Das Bundesgericht hat mit dem zur Publikation vorgesehenen Urteil vom 14. Januar 2010 (6B_390/2009) seine Rechtsprechung hinsichtlich des Berücksichtigens von fehlenden Vorstrafen bei der Strafzumessung geändert.
Das Gericht weist in seiner Entscheidung darauf hin, dass nach seiner bisher publizierten Rechtsprechung das Fehlen von Vorstrafen zwingend strafmindernd zu berücksichtigen war (z.B. BGE 98 IV 124 E. 11 S. 131; 96 IV 155 E. III.2 S. 179; 92 IV 118 S.121) und auch seine neuere unpublizierte Praxis zur Bejahung dieser Frage tendierte (z.B. Urteile 6B_460/2008 vom 26. Dezember 2008 E. 5.3; 6B_455/2008 vom 26. Dezember 2008 E. 5.3; 6B_521/2008 vom 26. November 2008 E. 6.2 und 6.4; 6B_507/2008 vom 26. November 2008 E. 6.2 und 6.4).
Nunmehr weicht das Bundesgericht ausdrücklich von der oben genannten Praxis ab und erachtet eine Vorstrafenlosigkeit nicht mehr als zwingend strafmildernd:
2.6.4 […] kann an der bisherigen Rechtsprechung nicht festgehalten werden. In der Bevölkerung hat es als Normalfall zu gelten, (kriminell) nicht vorbestraft zu sein. Die Vorstrafenlosigkeit ist deshalb neutral zu behandeln, also bei der Strafzumessung nicht zwingend strafmindernd zu berücksichtigen. Dies schliesst nicht aus, sie ausnahmsweise und im Einzelfall in die Gesamtbeurteilung der Täterpersönlichkeit einzubeziehen, was sich allenfalls strafmindernd auswirken kann. Vorausgesetzt ist jedoch, dass die Straffreiheit auf eine aussergewöhnliche Gesetzestreue hinweist. Eine solche darf wegen der Gefahr ungleicher Behandlung nicht leichthin angenommen werden, sondern hat sich auf besondere Umstände zu beschränken. […]

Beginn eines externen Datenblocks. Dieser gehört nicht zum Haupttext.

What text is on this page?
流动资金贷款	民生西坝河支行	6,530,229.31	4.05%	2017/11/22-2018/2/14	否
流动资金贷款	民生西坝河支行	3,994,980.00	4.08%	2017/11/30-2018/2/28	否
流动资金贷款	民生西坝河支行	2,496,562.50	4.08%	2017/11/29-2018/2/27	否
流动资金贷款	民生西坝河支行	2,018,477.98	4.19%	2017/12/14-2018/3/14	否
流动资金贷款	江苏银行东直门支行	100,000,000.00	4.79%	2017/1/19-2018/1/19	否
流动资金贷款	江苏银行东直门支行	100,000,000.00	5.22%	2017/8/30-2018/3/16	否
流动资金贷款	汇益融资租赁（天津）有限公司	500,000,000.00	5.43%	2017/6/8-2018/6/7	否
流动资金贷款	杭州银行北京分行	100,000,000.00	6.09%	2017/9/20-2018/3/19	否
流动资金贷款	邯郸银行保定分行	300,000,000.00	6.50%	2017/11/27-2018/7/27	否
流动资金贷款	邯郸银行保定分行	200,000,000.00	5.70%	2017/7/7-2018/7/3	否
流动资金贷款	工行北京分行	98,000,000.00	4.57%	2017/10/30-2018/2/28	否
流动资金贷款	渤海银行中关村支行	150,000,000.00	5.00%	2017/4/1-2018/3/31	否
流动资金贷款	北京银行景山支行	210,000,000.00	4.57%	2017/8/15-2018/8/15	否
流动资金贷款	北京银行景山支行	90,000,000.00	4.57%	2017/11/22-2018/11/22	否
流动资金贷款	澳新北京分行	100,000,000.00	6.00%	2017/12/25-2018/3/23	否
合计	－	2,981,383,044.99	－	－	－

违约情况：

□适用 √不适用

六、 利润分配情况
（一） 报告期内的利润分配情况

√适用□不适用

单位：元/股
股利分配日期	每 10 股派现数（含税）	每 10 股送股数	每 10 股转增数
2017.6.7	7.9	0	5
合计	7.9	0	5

Seinen neuen Kurs begründet das Bundesgericht ausserdem mit folgenden Erwägungen:
2.6.2 […] Weist ein Täter Vorstrafen auf, wird dies straferhöhend gewichtet […]. Die bisherige Rechtsprechung bedeutet, dass eine Vorstrafe grundsätzlich automatisch zu einer Straferhöhung, deren Fehlen dagegen zu einer Strafminderung führt. Eine neutrale Gewichtung fehlt, was an sich wenig überzeugend ist. Unbefriedigend erweist sich überdies, dass die Vorstrafenlosigkeit in der Regel undifferenziert berücksichtigt wird. Bei einem Straftäter, der eben erst mündig geworden ist, stellt sie keine besondere Leistung dar, wogegen der Umstand, nie verurteilt worden zu sein, bei einer älteren Person durchaus anzuerkennen ist. Das Beispiel zeigt, dass Vorstrafen bzw. deren Fehlen nicht ohne Bezug auf die konkreten Umstände bewertet werden sollten. […]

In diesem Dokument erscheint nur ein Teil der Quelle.